Ayat 3 ini berkaitan erat dengan ayat 1-2 yaitu bicara tentang keagungan nama Tuhan. “Musuh dan pendendam” adalah simbol kekuatan manusia, kesombongan dan penonjolan diri. Yang paling mendasar dari musuh dan pendendam ini adalah mereka tidak dapat mengenali dan mengakui keagungan nama Tuhan dan penyataan lewat nama itu. Sebaliknya, “bayi dan anak-anak menyusui” adalah simbol kerendahan hati dan ketidakberdayaan manusia, tapi mereka diberikan kekuatan lebih hebat dari musuh-musuh dengan mengenali keagungan nama Tuhan. Mereka disanggupkan mengenali keagungan Tuhan dan mengerti kebesaran-Nya dan penyataan-Nya. Kesombongan dan pemujaan diri adalah dinding penghalang yang paling utama untuk manusia bisa mengenali Allah dalam hidupnya. Sedangkan bagi orang yang menyadari dosanya dan ketidakberdayaannya, justru kepadanya Allah menyatakan diri-Nya.
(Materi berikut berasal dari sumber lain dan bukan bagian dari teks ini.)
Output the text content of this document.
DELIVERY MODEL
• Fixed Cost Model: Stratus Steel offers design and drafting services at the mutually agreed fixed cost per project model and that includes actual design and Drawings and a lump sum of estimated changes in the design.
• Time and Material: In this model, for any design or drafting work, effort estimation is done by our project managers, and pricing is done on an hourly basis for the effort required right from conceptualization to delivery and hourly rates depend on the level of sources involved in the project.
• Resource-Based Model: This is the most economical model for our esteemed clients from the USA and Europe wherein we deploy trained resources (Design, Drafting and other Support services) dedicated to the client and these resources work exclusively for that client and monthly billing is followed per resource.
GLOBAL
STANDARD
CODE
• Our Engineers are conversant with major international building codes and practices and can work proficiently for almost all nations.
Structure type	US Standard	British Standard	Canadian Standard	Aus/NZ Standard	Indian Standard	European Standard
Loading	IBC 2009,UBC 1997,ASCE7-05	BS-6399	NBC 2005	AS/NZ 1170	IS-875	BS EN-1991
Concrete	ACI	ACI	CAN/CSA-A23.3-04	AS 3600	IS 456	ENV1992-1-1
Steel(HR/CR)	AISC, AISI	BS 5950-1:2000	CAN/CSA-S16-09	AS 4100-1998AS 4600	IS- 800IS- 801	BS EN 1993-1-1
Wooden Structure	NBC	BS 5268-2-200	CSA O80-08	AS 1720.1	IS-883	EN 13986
Jadi dalam hal ini Pemazmur menyadari kebesaran dan keagungan Tuhan, tapi itu bukanlah sesuatu kesadaran yang diterima begitu saja, atau diterima karena sekedar pengamatan terhadap langit dan alam semesta, atau kesadaran yang diterima karena perkataan orang lain. Tapi suatu kesadaran yang Allah letakkan dalam hatinya. Ketika kesadaran akan keagungan Tuhan ini muncul, pemazmur juga menyadari hal yang kedua: Pemazmur menemukan betapa kecilnya dan tidak berartinya dia. Tapi dalam kondisi dirinya yang mengaku tidak ada apa-apanya dihadapan Tuhan, justru dia menemukan bahwa Tuhan telah menjadikannya sebagai mahluk yang mulia.

Manusia diberikan tugas yang mulia yaitu menjadi master di tengah ciptaan dan mahluk hidup lainnya. Allah sebagai pencipta mendelegasikan kekuasaan-Nya atas ciptaan lainnnya kepada manusia ciptaan-Nya itu, agar manusi mengelola, mengerjakan, memanfaatkan dengan maksimal. Semua itu dilakukan bukan untuk kemuliaan manusia, tapi bagi kemuliaan Allah yang mencipta. Pemazmur menyadari untuk itulah Ia dicipta: menjadi kemuliaan Allah.

Sobat muda, kalau kita juga dicipta dengan tujuan seperti itu, maka tentulah itu mempengaruhi seluruh perilaku, sikap dan cara kita hidup. Betapa mengharukan bila kita mengingat bahwa Dia yang mulia dan berkuasa mau memakai kita yang yang hina sebagai pancaran dan pantulan kemuliaan-Nya. Pemazmur memulai dengan “ ya Tuhan, Tuhan kami betapa mulianya nama-Mu di seluruh bumi” dan kemudian pada bagian akhir ditutup dengan “Ya Tuhan, Tuhan kami, betapa mulianya nama-Mu di seluruh bumi!” Kemuliaan itu sejatinya berawal dari Tuhan. Tuhan yang memberikan kemuliaan pada manusia, kembalinya kepada kemuliaan Tuhan juga.  

Biarlah semua yang kita kerjakan dalam hidup ini hanya untuk kemuliaan Allah, karena memang untuk itulah kita hidup: Memancarkan kemuliaan Tuhan.